Some members of Congress have proposed bipartisan legislation that would allow companies to bring trade secret misappropriation cases in federal court. The Defend Trade Secrets Act (DTSA) would finally give trade secrets the same legal protections that other forms of critical intellectual property enjoy – specifically, a federal private cause of action.
Presently, theft of trade secret cases can only be brought at the federal level by the Department of Justice (DOJ), but bill supporters argue that the DOJ lacks the resources to prosecute these cases. Individual states allow civil actions related to trade secret misappropriation, but state laws can vary, so the current policies are not uniform nationwide. Unlike federal courts, state courts are not well-suited to work across state and national boundaries to facilitate discovery, serve defendants or witnesses, or prevent parties from leaving the country.
The DTSA, modeled after the Uniform Trade Secrets Act adopted by many states, would create a uniform standard for theft of trade secret cases and give U.S. companies the ability to protect their trade secrets in federal court.

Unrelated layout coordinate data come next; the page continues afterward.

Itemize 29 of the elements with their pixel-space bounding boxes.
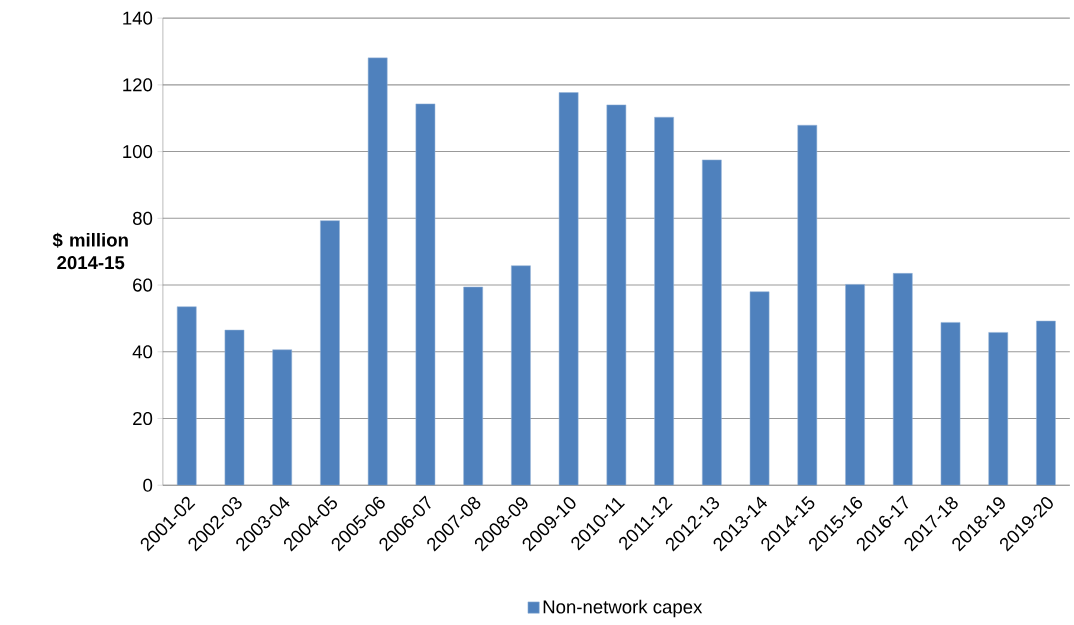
bar [415, 103, 436, 486]
bar [702, 159, 722, 486]
bar [654, 116, 674, 486]
y-tick-label: 20 [133, 411, 153, 426]
bar [845, 284, 865, 486]
bar [892, 273, 913, 486]
y-tick-label: 120 [123, 78, 153, 92]
bar [224, 329, 245, 486]
bar [749, 291, 770, 486]
y-tick-label: 40 [132, 345, 153, 359]
y-tick-label: 0 [143, 478, 153, 492]
y-axis-title: $ million 2014-15 [52, 232, 128, 270]
bar [272, 349, 293, 486]
bar [797, 124, 818, 486]
y-tick-label: 100 [123, 144, 153, 159]
bar [1036, 320, 1056, 486]
bar [463, 286, 483, 486]
legend-label: Non-network capex [543, 599, 703, 618]
y-tick-label: 140 [123, 11, 153, 25]
y-tick-label: 60 [133, 278, 153, 292]
bar [367, 57, 388, 486]
bar [176, 306, 197, 486]
bar [558, 92, 579, 486]
y-tick-label: 80 [133, 211, 153, 225]
bar [606, 104, 627, 486]
bar [320, 220, 340, 486]
bar [940, 322, 961, 486]
bar [511, 265, 531, 486]
bar [988, 332, 1009, 486]
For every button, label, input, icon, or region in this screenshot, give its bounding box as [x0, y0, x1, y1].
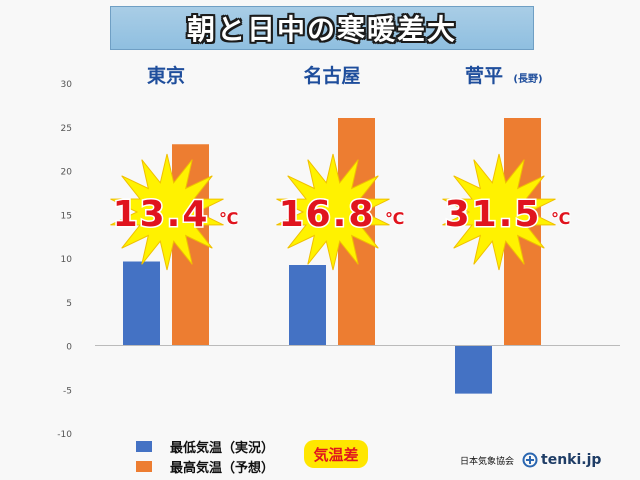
y-tick-label: 30 — [61, 80, 73, 90]
legend-item-max: 最高気温（予想） — [136, 456, 274, 476]
y-tick-label: 20 — [61, 168, 73, 178]
tenki-logo-icon — [522, 452, 538, 468]
legend-item-min: 最低気温（実況） — [136, 436, 274, 456]
y-tick-label: 25 — [61, 124, 72, 134]
y-tick-label: 15 — [61, 211, 72, 221]
y-tick-label: 5 — [66, 299, 72, 309]
starburst-shape — [110, 153, 224, 271]
y-tick-label: -10 — [57, 430, 72, 440]
y-tick-label: 10 — [61, 255, 73, 265]
bar-min-temp — [455, 345, 492, 394]
legend-swatch-max — [136, 460, 152, 472]
y-tick-label: 0 — [66, 343, 72, 353]
source-text: 日本気象協会 — [460, 456, 515, 467]
legend: 最低気温（実況） 最高気温（予想） — [136, 436, 274, 476]
bar-min-temp — [123, 261, 160, 346]
difference-unit: ℃ — [385, 209, 404, 228]
difference-legend-label: 気温差 — [304, 440, 368, 468]
difference-value: 16.8 — [279, 194, 376, 235]
category-label: 菅平 — [465, 64, 503, 87]
bar-min-temp — [289, 265, 326, 346]
tenki-logo-text: tenki.jp — [541, 452, 602, 468]
difference-value: 13.4 — [113, 194, 210, 235]
difference-value: 31.5 — [445, 194, 542, 235]
category-label: 名古屋 — [303, 64, 360, 87]
legend-label-min: 最低気温（実況） — [170, 440, 275, 456]
legend-label-max: 最高気温（予想） — [170, 460, 275, 476]
y-tick-label: -5 — [63, 386, 72, 396]
starburst-shape — [442, 153, 556, 271]
category-label: 東京 — [147, 64, 185, 87]
tenki-logo: tenki.jp — [522, 452, 601, 468]
credits: 日本気象協会 tenki.jp — [460, 452, 601, 468]
difference-unit: ℃ — [551, 209, 570, 228]
difference-unit: ℃ — [219, 209, 238, 228]
title-banner: 朝と日中の寒暖差大 — [110, 6, 534, 50]
legend-swatch-min — [136, 440, 152, 452]
category-note: (長野) — [513, 73, 542, 85]
starburst-shape — [276, 153, 390, 271]
chart-title: 朝と日中の寒暖差大 — [186, 13, 457, 46]
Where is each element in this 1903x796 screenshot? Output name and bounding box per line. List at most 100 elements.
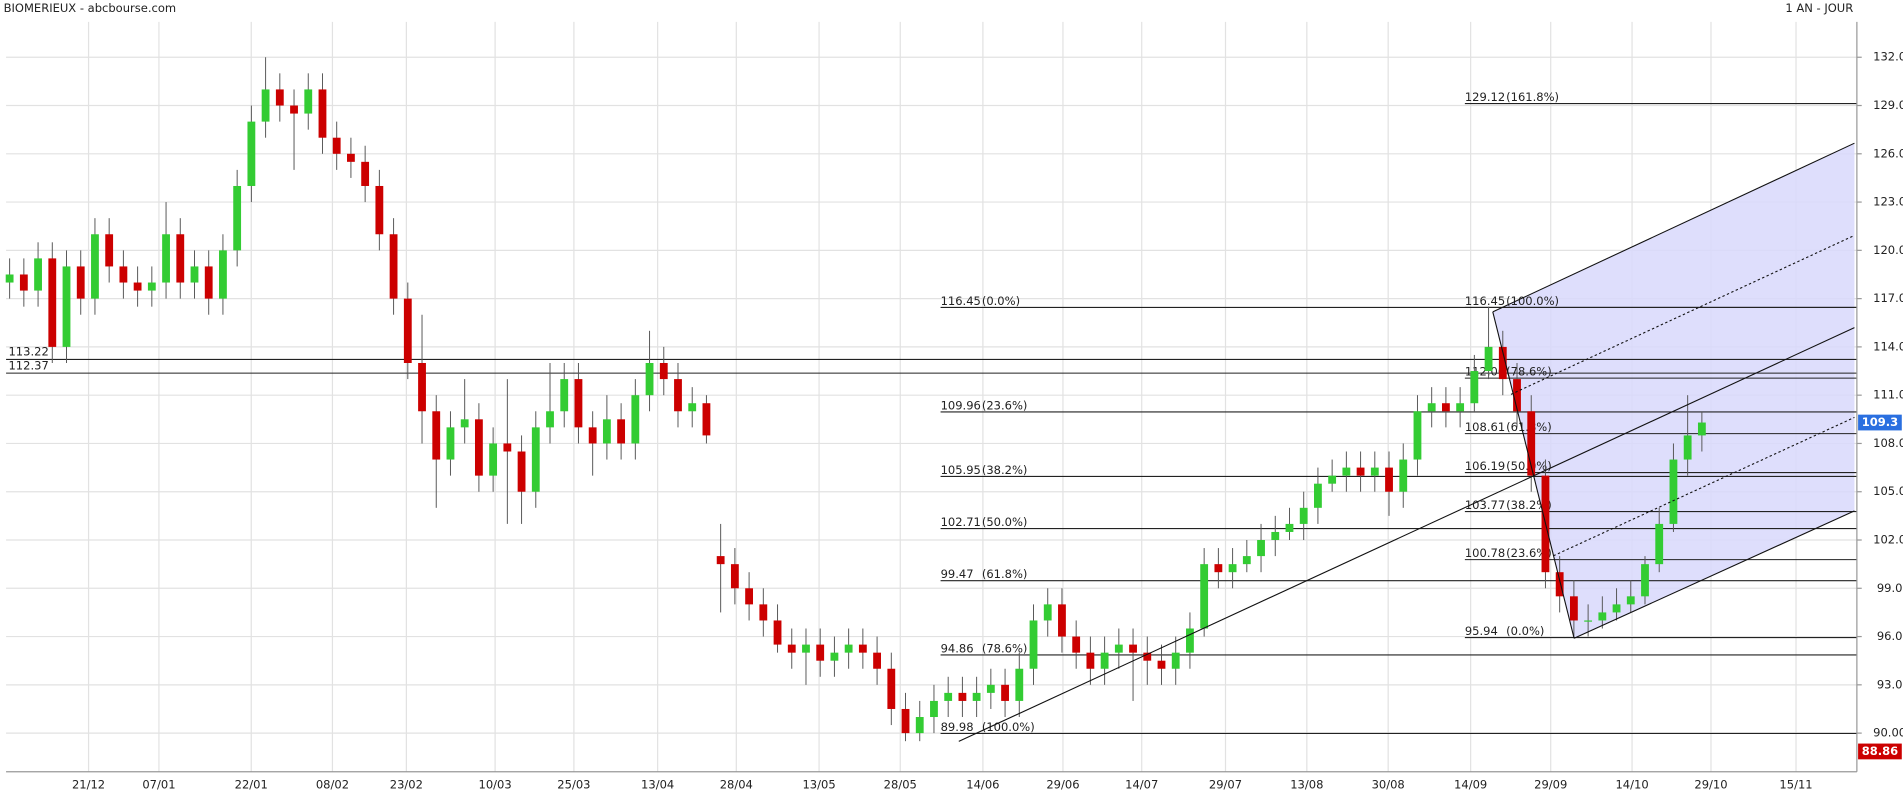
candle-body xyxy=(204,266,213,299)
fib-value: 99.47 xyxy=(941,567,974,581)
fib-percent: (78.6%) xyxy=(1506,365,1552,379)
candle-body xyxy=(944,692,953,701)
x-tick-label: 14/10 xyxy=(1615,778,1648,792)
candle-body xyxy=(247,121,256,186)
candle-body xyxy=(1143,652,1152,661)
candle-body xyxy=(261,89,270,122)
candle-body xyxy=(1214,564,1223,573)
y-tick-label: 105.0 xyxy=(1873,484,1903,498)
candle-body xyxy=(1370,467,1379,476)
x-tick-label: 10/03 xyxy=(479,778,512,792)
candle-body xyxy=(119,266,128,283)
candle-body xyxy=(674,379,682,412)
candle-body xyxy=(1342,467,1351,476)
fib-percent: (78.6%) xyxy=(982,641,1028,655)
candle-body xyxy=(574,379,583,428)
price-tag-label: 109.3 xyxy=(1862,415,1898,429)
fib-percent: (23.6%) xyxy=(982,398,1028,412)
y-tick-label: 90.00 xyxy=(1873,726,1903,740)
trend-line xyxy=(958,327,1855,742)
fib-value: 105.95 xyxy=(941,463,981,477)
candle-body xyxy=(62,266,71,347)
price-tag-label: 88.86 xyxy=(1862,744,1898,758)
fib-value: 116.45 xyxy=(1465,294,1505,308)
channel-top xyxy=(1492,142,1855,313)
fib-value: 100.78 xyxy=(1465,546,1505,560)
candle-body xyxy=(1072,636,1081,653)
candle-body xyxy=(1129,644,1137,653)
candle-body xyxy=(1100,652,1109,669)
candle-body xyxy=(1498,346,1507,380)
x-tick-label: 13/04 xyxy=(641,778,674,792)
candle-body xyxy=(1683,435,1692,460)
candle-body xyxy=(375,185,384,235)
fib-value: 95.94 xyxy=(1465,624,1498,638)
x-tick-label: 28/05 xyxy=(884,778,917,792)
x-tick-label: 13/08 xyxy=(1290,778,1323,792)
candle-body xyxy=(290,105,298,114)
candle-body xyxy=(1356,467,1365,476)
candle-body xyxy=(19,274,28,291)
candle-body xyxy=(1058,604,1066,637)
candle-body xyxy=(1584,620,1593,622)
y-tick-label: 111.0 xyxy=(1873,388,1903,402)
x-tick-label: 07/01 xyxy=(142,778,175,792)
candle-body xyxy=(688,403,697,412)
fib-value: 94.86 xyxy=(941,641,974,655)
x-tick-label: 13/05 xyxy=(802,778,835,792)
y-tick-label: 123.0 xyxy=(1873,195,1903,209)
candle-body xyxy=(1427,403,1436,412)
reference-label: 112.37 xyxy=(8,358,48,372)
candle-body xyxy=(318,89,327,138)
candle-body xyxy=(773,620,782,645)
candle-body xyxy=(1641,564,1649,597)
candle-body xyxy=(617,419,626,444)
chart-title: BIOMERIEUX - abcbourse.com xyxy=(4,1,176,15)
candle-body xyxy=(517,451,526,492)
y-tick-label: 99.0 xyxy=(1877,581,1903,595)
fib-percent: (100.0%) xyxy=(1506,294,1559,308)
candles xyxy=(5,57,1706,742)
candle-body xyxy=(745,588,754,605)
candle-body xyxy=(588,427,597,444)
y-tick-label: 102.0 xyxy=(1873,533,1903,547)
candle-body xyxy=(34,258,42,291)
fib-percent: (23.6%) xyxy=(1506,546,1552,560)
candle-body xyxy=(659,362,668,380)
fib-value: 89.98 xyxy=(941,720,974,734)
candle-body xyxy=(972,692,981,701)
candle-body xyxy=(1484,346,1493,372)
candle-body xyxy=(105,234,114,267)
period-label: 1 AN - JOUR xyxy=(1785,1,1853,15)
candle-body xyxy=(1456,403,1465,412)
x-tick-label: 08/02 xyxy=(316,778,349,792)
candle-body xyxy=(1598,612,1607,621)
candle-body xyxy=(730,564,739,589)
candle-body xyxy=(1413,411,1422,460)
candle-body xyxy=(716,556,725,565)
candle-body xyxy=(347,153,355,162)
fib-percent: (0.0%) xyxy=(982,294,1020,308)
candle-body xyxy=(1555,572,1564,597)
candle-body xyxy=(830,652,839,661)
channel-dotted xyxy=(1553,416,1855,557)
fib-percent: (0.0%) xyxy=(1506,624,1544,638)
fib-value: 129.12 xyxy=(1465,90,1505,104)
x-tick-label: 23/02 xyxy=(390,778,423,792)
x-tick-label: 28/04 xyxy=(720,778,753,792)
candle-body xyxy=(1271,531,1280,541)
x-tick-label: 29/06 xyxy=(1046,778,1079,792)
y-tick-label: 117.0 xyxy=(1873,291,1903,305)
candle-body xyxy=(1228,564,1237,573)
x-tick-label: 14/06 xyxy=(966,778,999,792)
candle-body xyxy=(1626,596,1635,605)
candle-body xyxy=(1299,507,1308,524)
candle-body xyxy=(1171,652,1180,669)
candle-body xyxy=(219,250,227,299)
reference-label: 113.22 xyxy=(8,345,48,359)
candle-body xyxy=(802,644,810,653)
candle-body xyxy=(858,644,867,653)
y-tick-label: 114.0 xyxy=(1873,339,1903,353)
candle-body xyxy=(446,427,455,460)
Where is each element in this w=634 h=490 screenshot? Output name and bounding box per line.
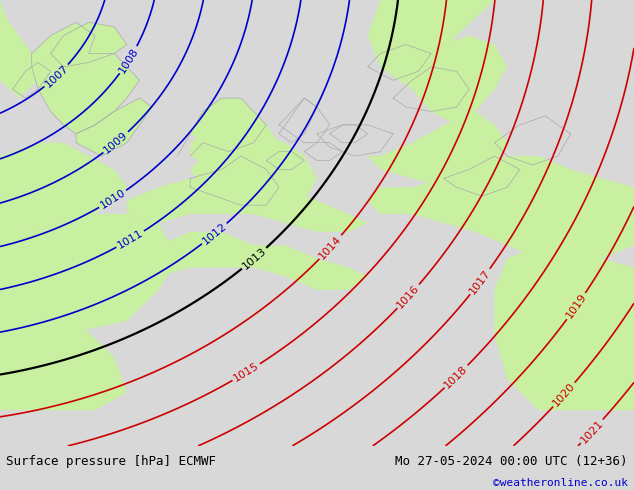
Polygon shape bbox=[51, 22, 127, 67]
Polygon shape bbox=[412, 36, 507, 125]
Polygon shape bbox=[32, 22, 139, 134]
Polygon shape bbox=[368, 156, 634, 268]
Polygon shape bbox=[0, 259, 114, 312]
Polygon shape bbox=[0, 0, 38, 98]
Text: 1013: 1013 bbox=[240, 245, 268, 271]
Text: 1010: 1010 bbox=[98, 187, 127, 211]
Polygon shape bbox=[190, 112, 279, 178]
Polygon shape bbox=[495, 245, 634, 410]
Text: ©weatheronline.co.uk: ©weatheronline.co.uk bbox=[493, 478, 628, 489]
Polygon shape bbox=[0, 303, 127, 410]
Text: Surface pressure [hPa] ECMWF: Surface pressure [hPa] ECMWF bbox=[6, 455, 216, 468]
Text: 1019: 1019 bbox=[564, 292, 588, 320]
Polygon shape bbox=[190, 134, 317, 214]
Polygon shape bbox=[127, 232, 368, 290]
Text: 1007: 1007 bbox=[43, 63, 70, 89]
Polygon shape bbox=[127, 178, 368, 232]
Text: 1011: 1011 bbox=[115, 228, 145, 251]
Polygon shape bbox=[76, 98, 152, 156]
Polygon shape bbox=[0, 143, 127, 232]
Polygon shape bbox=[368, 112, 507, 187]
Text: 1014: 1014 bbox=[317, 234, 344, 261]
Text: 1012: 1012 bbox=[200, 221, 228, 246]
Text: Mo 27-05-2024 00:00 UTC (12+36): Mo 27-05-2024 00:00 UTC (12+36) bbox=[395, 455, 628, 468]
Text: 1015: 1015 bbox=[232, 361, 261, 384]
Text: 1021: 1021 bbox=[579, 417, 605, 445]
Text: 1008: 1008 bbox=[117, 46, 141, 74]
Text: 1017: 1017 bbox=[468, 268, 493, 296]
Polygon shape bbox=[0, 201, 178, 334]
Text: 1020: 1020 bbox=[551, 381, 577, 409]
Text: 1016: 1016 bbox=[395, 283, 422, 310]
Polygon shape bbox=[368, 0, 495, 89]
Polygon shape bbox=[190, 98, 266, 151]
Text: 1009: 1009 bbox=[102, 130, 130, 155]
Text: 1018: 1018 bbox=[443, 363, 470, 390]
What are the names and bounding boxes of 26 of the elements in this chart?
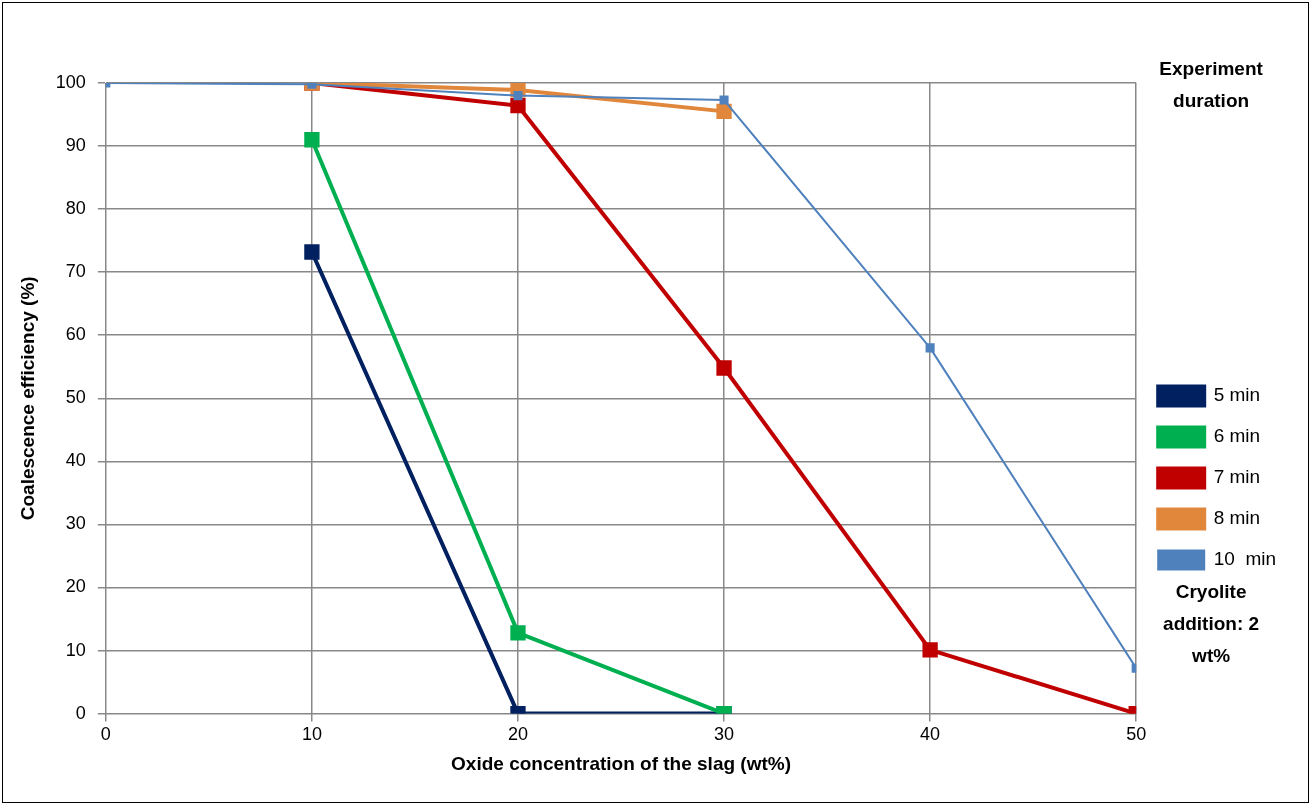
legend-label: 8 min — [1213, 507, 1261, 529]
x-axis-title: Oxide concentration of the slag (wt%) — [451, 752, 791, 774]
y-tick-label: 100 — [55, 71, 86, 92]
legend-label: 6 min — [1213, 425, 1261, 447]
legend-label: 5 min — [1213, 384, 1261, 406]
y-tick-label: 70 — [65, 261, 86, 282]
y-tick-label: 90 — [65, 135, 86, 156]
legend-title: Experiment duration — [1159, 58, 1264, 111]
x-tick-label: 20 — [507, 724, 528, 745]
x-tick-label: 10 — [301, 724, 322, 745]
x-tick-label: 30 — [714, 724, 735, 745]
text: Cryolite addition: 2 wt% — [1163, 581, 1260, 666]
x-tick-label: 40 — [920, 724, 941, 745]
x-tick-label: 50 — [1126, 724, 1147, 745]
y-tick-label: 60 — [65, 324, 86, 345]
y-tick-label: 80 — [65, 198, 86, 219]
y-axis-title: Coalescence efficiency (%) — [16, 276, 38, 521]
y-tick-label: 20 — [65, 576, 86, 597]
x-tick-label: 0 — [100, 724, 111, 745]
y-tick-label: 40 — [65, 450, 86, 471]
y-tick-label: 10 — [65, 639, 86, 660]
y-tick-label: 0 — [75, 702, 86, 723]
y-tick-label: 50 — [65, 387, 86, 408]
legend-label: 7 min — [1213, 466, 1261, 488]
y-tick-label: 30 — [65, 513, 86, 534]
legend-label: 10 min — [1213, 548, 1277, 570]
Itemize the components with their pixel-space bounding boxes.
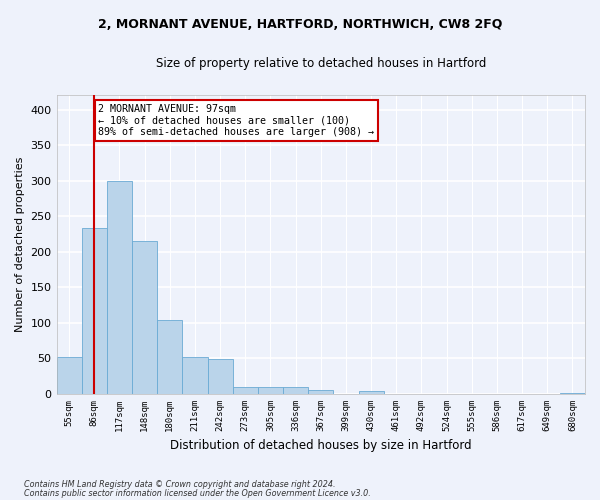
Bar [560, 392, 585, 394]
Text: 2 MORNANT AVENUE: 97sqm
← 10% of detached houses are smaller (100)
89% of semi-d: 2 MORNANT AVENUE: 97sqm ← 10% of detache… [98, 104, 374, 137]
X-axis label: Distribution of detached houses by size in Hartford: Distribution of detached houses by size … [170, 440, 472, 452]
Bar [258, 387, 283, 394]
Text: Contains HM Land Registry data © Crown copyright and database right 2024.: Contains HM Land Registry data © Crown c… [24, 480, 335, 489]
Bar [208, 359, 233, 394]
Bar [157, 320, 182, 394]
Bar [233, 387, 258, 394]
Text: 2, MORNANT AVENUE, HARTFORD, NORTHWICH, CW8 2FQ: 2, MORNANT AVENUE, HARTFORD, NORTHWICH, … [98, 18, 502, 30]
Y-axis label: Number of detached properties: Number of detached properties [15, 157, 25, 332]
Title: Size of property relative to detached houses in Hartford: Size of property relative to detached ho… [155, 58, 486, 70]
Bar [182, 357, 208, 394]
Bar [82, 228, 107, 394]
Bar [359, 391, 383, 394]
Bar [132, 241, 157, 394]
Bar [308, 390, 334, 394]
Bar [56, 357, 82, 394]
Text: Contains public sector information licensed under the Open Government Licence v3: Contains public sector information licen… [24, 488, 371, 498]
Bar [283, 387, 308, 394]
Bar [107, 182, 132, 394]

Supporters of the DTSA include: The Association of Global Automakers, Biotechnology Industry Organization, The Boeing Company, Boston Scientific, BSA The Software Alliance, Caterpillar, Corning Incorporated, Eli Lilly and Company, General Electric, Honda, IBM, Illinois Tool Works Inc., Intel, International Fragrance Association, North America, Johnson & Johnson, Medtronic, Micron, National Alliance for Jobs and Innovation, National Association of Manufacturers, Nike, The Procter & Gamble Company, Siemens Corporation, Software & Information Industry Association, U.S. Chamber of Commerce, United Technologies Corporation, and 3M.
In addition to permitting a lawsuit in federal court, the DTSA would also allow for court seizure of trade secret material, thereby providing protection against destruction by the possessing party (a mechanism not generally available in state courts). A hearing for the seizure must take place within seven days of the seizure unless otherwise agreed upon by the parties. The party seeking the seizure has the burden of proof. If they cannot show adequate proof, the non-moving party may seek lost profits, costs of materials, loss of goodwill, punitive damages, and attorneys’ fees.
Potential new opportunity
The DTSA could be an extremely valuable tool for U.S. companies looking to protect their trade secrets. If the proposed legislation gains support, a new opportunity may exist in federal court for employers in civil disputes against former employees or others involved in trade secret misappropriation. Until this legislation becomes law, however, companies wishing to pursue trade secret misappropriation claims in federal court will still need to rely on the DOJ.